Wednesday, June 15, 2011

Vargas Llosa slates dictatorships

15 June 2011 Last updated at 11:52 GMT Mario Vargas Llosa Mario Vargas Llosa is on a nine-day academic tour of China Peruvian Nobel Laureate Mario Vargas Llosa has criticised authoritarian governments while addressing students in China.

The writer told an audience at Shanghai International Studies University that politics "should not be left only in the hands of politicians".

"Dictatorial and authoritarian" governments corrupt society, he added.

The writer did not refer to China directly, however, and state-controlled media did not carry his comments.

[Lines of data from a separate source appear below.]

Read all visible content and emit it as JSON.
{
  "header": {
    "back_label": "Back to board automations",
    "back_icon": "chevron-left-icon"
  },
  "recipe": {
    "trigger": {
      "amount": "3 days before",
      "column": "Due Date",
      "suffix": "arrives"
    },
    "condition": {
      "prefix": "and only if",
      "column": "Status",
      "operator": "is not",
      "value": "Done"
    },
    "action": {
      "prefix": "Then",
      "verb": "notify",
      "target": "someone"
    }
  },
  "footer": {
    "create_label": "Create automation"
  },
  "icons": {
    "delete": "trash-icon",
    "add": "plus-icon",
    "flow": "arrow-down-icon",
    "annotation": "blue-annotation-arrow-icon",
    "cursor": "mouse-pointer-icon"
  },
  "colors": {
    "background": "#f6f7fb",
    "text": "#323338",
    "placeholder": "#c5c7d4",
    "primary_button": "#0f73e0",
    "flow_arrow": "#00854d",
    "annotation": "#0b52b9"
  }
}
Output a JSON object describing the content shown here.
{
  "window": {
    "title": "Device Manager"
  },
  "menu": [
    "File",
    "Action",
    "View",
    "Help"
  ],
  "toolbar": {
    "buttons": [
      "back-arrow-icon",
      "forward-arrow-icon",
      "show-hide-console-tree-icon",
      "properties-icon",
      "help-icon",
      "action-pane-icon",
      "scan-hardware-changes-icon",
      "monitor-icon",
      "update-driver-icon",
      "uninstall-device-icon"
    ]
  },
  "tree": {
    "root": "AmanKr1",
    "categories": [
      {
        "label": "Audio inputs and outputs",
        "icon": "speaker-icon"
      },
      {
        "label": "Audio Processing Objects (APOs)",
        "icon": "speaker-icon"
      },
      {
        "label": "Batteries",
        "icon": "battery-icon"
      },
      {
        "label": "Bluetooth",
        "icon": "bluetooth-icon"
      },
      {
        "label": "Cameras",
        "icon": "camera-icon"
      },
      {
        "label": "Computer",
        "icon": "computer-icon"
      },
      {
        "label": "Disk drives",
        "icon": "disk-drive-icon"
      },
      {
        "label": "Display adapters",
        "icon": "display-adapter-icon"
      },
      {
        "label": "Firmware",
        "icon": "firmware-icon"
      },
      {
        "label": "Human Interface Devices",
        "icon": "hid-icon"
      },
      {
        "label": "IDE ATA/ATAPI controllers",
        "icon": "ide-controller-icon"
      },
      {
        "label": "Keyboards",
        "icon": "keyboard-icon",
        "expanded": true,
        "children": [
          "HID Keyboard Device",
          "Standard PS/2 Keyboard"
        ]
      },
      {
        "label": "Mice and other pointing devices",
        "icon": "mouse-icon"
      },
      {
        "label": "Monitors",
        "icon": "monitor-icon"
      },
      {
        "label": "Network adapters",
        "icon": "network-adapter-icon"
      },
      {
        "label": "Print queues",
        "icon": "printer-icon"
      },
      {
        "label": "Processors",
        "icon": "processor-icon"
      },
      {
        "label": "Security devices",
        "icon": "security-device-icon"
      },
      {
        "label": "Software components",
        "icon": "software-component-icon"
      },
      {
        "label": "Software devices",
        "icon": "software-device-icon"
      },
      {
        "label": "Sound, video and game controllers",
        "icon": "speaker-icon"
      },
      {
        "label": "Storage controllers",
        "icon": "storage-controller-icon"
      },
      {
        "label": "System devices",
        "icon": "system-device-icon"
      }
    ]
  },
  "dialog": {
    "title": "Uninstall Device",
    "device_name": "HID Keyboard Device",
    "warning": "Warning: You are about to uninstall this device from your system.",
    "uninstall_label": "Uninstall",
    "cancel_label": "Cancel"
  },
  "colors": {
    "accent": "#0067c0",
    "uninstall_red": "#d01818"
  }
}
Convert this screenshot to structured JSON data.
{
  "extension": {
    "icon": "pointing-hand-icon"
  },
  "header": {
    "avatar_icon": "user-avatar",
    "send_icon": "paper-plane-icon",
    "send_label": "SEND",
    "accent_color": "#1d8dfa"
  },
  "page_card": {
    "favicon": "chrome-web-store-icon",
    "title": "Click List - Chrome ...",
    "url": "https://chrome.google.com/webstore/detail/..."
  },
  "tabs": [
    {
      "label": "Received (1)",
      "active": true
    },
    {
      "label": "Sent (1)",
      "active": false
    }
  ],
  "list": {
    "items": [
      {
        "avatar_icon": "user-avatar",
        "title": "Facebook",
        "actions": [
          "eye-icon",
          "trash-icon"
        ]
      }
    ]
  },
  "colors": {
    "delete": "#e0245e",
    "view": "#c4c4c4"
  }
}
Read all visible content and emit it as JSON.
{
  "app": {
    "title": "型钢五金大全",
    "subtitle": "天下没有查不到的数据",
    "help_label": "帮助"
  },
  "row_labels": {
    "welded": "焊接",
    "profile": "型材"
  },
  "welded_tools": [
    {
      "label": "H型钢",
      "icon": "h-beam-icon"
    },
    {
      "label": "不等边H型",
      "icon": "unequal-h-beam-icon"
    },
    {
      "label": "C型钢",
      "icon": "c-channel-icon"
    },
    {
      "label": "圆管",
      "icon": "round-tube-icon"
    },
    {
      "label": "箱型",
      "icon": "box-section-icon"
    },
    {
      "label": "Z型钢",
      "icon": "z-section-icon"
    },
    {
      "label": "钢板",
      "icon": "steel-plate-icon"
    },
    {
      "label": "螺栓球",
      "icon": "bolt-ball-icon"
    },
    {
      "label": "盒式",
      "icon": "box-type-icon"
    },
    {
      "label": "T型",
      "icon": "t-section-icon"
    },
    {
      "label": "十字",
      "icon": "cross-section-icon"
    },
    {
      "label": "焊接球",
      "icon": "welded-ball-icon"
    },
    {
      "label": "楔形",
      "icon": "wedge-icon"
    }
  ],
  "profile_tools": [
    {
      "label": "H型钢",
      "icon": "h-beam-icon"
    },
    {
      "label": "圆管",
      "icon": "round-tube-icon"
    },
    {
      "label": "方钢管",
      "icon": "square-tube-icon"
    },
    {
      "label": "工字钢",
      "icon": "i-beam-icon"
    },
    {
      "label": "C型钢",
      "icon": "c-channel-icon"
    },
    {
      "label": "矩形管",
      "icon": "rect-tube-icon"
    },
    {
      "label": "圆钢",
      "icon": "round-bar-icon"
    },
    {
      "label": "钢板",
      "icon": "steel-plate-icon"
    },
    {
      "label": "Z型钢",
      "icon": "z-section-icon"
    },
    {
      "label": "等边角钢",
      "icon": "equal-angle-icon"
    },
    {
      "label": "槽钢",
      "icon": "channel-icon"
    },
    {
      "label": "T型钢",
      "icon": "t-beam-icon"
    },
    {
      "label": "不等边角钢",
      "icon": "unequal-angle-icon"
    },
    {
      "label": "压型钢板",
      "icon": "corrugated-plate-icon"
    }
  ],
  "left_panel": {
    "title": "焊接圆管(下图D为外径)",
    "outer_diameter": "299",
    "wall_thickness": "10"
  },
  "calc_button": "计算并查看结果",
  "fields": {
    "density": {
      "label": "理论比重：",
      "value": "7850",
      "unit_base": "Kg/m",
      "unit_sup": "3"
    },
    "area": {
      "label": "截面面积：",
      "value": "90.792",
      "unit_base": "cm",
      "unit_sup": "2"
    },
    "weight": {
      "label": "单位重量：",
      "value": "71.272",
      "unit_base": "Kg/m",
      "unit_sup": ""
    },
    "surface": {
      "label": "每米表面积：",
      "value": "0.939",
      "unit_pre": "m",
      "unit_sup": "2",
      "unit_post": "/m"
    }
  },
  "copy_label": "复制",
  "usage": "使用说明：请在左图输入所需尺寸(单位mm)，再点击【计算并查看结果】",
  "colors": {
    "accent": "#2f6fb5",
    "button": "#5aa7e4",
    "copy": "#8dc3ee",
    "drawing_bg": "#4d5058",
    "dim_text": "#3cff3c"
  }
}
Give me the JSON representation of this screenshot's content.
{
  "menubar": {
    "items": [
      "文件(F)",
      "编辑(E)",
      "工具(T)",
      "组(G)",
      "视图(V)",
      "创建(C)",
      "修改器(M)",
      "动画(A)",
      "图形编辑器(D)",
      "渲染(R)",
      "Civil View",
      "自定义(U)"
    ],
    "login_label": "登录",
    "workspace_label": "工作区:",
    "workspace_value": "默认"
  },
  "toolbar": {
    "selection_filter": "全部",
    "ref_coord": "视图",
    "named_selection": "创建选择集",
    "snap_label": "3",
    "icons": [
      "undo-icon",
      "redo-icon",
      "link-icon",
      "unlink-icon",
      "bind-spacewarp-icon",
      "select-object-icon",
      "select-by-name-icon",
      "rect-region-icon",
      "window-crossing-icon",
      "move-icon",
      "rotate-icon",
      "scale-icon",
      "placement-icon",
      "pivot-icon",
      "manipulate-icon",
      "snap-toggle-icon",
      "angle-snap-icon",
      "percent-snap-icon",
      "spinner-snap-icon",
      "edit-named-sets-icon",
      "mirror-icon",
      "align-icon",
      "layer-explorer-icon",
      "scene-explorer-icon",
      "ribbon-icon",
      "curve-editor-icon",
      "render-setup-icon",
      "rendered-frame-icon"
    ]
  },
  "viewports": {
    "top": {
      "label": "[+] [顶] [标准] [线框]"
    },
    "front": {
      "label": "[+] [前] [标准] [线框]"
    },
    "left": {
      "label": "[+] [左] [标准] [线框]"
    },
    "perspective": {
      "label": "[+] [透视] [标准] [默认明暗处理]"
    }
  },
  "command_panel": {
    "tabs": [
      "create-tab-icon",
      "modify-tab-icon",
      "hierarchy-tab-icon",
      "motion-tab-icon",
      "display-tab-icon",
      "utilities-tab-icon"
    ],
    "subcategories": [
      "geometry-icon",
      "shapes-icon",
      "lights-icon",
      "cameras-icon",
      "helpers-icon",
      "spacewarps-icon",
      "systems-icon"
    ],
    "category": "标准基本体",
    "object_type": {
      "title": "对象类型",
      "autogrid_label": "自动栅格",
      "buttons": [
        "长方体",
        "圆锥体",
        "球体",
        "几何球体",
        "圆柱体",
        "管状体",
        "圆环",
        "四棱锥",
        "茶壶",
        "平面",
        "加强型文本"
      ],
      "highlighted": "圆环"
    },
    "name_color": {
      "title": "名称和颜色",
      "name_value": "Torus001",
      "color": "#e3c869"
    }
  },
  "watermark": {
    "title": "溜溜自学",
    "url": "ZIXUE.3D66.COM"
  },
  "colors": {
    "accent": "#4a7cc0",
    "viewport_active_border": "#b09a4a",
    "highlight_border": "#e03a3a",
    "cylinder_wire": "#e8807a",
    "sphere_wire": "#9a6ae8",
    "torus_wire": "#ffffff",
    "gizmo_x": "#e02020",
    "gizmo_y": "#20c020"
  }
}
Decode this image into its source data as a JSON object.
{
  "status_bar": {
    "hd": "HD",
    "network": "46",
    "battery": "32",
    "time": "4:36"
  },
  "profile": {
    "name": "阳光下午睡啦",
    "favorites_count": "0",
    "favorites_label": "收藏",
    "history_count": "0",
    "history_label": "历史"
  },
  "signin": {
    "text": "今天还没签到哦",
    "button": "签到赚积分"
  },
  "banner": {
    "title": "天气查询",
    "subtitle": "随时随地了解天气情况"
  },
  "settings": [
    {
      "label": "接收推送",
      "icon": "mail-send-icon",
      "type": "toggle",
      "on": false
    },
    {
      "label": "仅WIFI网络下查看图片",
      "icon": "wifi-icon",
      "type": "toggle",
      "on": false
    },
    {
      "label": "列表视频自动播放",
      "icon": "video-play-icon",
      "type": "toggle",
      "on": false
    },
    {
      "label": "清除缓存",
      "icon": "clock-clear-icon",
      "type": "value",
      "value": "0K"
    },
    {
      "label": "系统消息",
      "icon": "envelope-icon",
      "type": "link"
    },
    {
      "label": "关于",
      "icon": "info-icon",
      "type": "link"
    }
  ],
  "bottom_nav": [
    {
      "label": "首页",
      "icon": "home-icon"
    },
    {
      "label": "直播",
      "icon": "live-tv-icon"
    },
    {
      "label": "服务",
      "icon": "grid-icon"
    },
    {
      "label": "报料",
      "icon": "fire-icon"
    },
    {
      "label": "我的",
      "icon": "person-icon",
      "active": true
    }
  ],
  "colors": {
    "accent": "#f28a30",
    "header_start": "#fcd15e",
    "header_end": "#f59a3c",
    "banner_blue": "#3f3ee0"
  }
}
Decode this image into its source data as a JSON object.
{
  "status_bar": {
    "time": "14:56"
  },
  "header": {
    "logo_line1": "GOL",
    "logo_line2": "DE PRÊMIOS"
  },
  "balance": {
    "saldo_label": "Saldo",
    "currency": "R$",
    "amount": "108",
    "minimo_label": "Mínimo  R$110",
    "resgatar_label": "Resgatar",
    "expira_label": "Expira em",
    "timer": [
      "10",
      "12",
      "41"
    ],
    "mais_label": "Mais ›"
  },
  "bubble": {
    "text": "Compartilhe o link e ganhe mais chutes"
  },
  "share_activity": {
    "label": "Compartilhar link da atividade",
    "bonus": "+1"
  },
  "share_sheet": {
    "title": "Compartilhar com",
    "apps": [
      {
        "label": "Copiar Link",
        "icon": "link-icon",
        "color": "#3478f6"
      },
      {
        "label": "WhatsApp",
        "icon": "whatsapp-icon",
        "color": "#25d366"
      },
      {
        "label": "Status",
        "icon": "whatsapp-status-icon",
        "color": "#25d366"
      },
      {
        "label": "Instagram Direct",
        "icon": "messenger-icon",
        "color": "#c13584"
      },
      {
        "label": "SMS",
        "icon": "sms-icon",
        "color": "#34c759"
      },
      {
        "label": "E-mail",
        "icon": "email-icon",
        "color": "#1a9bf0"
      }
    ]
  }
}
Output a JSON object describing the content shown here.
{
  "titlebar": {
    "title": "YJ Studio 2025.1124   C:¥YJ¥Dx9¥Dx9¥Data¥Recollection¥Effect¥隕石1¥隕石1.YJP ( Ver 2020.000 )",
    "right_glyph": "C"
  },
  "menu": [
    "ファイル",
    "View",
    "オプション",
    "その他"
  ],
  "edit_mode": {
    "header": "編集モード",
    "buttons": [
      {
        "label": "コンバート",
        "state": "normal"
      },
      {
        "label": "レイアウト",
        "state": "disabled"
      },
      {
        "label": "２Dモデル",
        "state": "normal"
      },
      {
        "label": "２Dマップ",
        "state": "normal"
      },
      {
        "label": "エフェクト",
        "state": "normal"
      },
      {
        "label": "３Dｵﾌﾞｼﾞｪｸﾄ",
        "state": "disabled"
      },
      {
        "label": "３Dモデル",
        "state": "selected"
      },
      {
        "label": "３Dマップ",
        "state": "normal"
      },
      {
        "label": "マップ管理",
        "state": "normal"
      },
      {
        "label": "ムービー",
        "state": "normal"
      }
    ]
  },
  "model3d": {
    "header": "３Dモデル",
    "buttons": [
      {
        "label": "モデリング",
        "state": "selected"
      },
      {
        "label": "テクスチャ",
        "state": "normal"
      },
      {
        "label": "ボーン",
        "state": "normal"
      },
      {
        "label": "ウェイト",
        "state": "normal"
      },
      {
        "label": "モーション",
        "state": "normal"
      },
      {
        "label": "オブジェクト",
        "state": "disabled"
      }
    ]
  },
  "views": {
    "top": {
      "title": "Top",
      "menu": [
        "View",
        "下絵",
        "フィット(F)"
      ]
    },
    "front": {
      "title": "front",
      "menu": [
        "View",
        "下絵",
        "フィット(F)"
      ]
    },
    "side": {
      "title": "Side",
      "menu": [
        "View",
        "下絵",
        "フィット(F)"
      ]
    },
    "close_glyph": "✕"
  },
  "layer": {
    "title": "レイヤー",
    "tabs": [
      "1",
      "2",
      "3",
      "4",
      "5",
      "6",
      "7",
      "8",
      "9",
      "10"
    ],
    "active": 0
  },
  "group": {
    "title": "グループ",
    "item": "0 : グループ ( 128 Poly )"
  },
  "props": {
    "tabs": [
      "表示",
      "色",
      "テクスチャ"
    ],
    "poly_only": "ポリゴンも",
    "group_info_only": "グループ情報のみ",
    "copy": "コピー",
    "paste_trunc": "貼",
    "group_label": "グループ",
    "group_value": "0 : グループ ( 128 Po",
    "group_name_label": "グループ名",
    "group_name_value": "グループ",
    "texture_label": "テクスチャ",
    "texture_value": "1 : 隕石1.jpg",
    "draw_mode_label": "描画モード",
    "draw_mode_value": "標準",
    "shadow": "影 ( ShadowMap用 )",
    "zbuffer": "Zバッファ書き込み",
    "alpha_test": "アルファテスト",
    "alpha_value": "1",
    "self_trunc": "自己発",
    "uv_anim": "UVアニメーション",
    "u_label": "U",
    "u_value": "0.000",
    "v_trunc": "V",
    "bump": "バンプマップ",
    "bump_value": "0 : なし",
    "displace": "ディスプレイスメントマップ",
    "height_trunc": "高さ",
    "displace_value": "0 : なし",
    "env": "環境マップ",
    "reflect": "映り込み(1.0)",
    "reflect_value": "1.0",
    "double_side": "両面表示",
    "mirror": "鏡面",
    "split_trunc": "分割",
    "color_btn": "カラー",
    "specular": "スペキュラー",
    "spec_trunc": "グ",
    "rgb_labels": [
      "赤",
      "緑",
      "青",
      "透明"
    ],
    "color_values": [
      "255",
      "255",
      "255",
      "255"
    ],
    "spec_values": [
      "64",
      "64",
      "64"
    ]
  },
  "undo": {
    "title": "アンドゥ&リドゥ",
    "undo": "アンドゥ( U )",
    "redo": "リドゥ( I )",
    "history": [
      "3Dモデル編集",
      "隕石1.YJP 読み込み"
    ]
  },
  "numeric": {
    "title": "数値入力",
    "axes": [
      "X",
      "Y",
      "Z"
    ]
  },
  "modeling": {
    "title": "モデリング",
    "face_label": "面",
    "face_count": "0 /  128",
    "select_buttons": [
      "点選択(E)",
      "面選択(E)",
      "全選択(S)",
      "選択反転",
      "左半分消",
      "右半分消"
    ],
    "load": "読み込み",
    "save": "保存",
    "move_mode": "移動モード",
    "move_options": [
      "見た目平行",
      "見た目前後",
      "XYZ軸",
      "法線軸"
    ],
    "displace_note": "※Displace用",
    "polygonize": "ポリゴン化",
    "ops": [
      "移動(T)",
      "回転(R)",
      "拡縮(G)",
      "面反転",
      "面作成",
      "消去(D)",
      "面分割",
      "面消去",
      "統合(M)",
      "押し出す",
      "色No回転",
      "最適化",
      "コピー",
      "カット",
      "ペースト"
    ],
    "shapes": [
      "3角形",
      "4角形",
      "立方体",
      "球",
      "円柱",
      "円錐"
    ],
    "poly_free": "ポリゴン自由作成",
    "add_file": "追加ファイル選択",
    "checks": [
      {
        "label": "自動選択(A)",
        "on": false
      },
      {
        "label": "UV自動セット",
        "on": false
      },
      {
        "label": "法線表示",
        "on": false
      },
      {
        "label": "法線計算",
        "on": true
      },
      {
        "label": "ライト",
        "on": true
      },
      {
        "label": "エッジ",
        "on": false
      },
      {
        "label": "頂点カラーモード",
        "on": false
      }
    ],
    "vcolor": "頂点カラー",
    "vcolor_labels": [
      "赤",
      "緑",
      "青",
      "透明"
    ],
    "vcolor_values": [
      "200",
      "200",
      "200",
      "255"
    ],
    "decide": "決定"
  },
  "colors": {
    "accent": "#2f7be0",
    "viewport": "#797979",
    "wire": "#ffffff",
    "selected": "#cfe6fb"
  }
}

Reports instead focussed on Vargas Llosa's sentiments on literature and how endless media interviews after winning the Nobel Prize for literature last October had disrupted his work and life.

The author is on an academic tour of China after being named an honorary professor at the university.

Vargas Llosa said he wanted his 1969 novel Conversation in the Cathedral to show "how a dictatorial and authoritarian government corrupts all the society".

He added it "effectively poisons the less political activities, those activities that are further from politics, corrupting and degrading them".

"Every single citizen should participate in the political life of his time. And from that participation the best choices can result," he said.

Last year, Vargas Llosa spoke out against the Chinese government in support of jailed Nobel Peace Prize-winner Liu Xiaobo, who China says is a criminal.

The author called Liu "a Chinese fighter, who is a champion of democracy in his country" after he was sentenced to 11 years' imprisonment in 2009 on suspicion of inciting subversion of state power.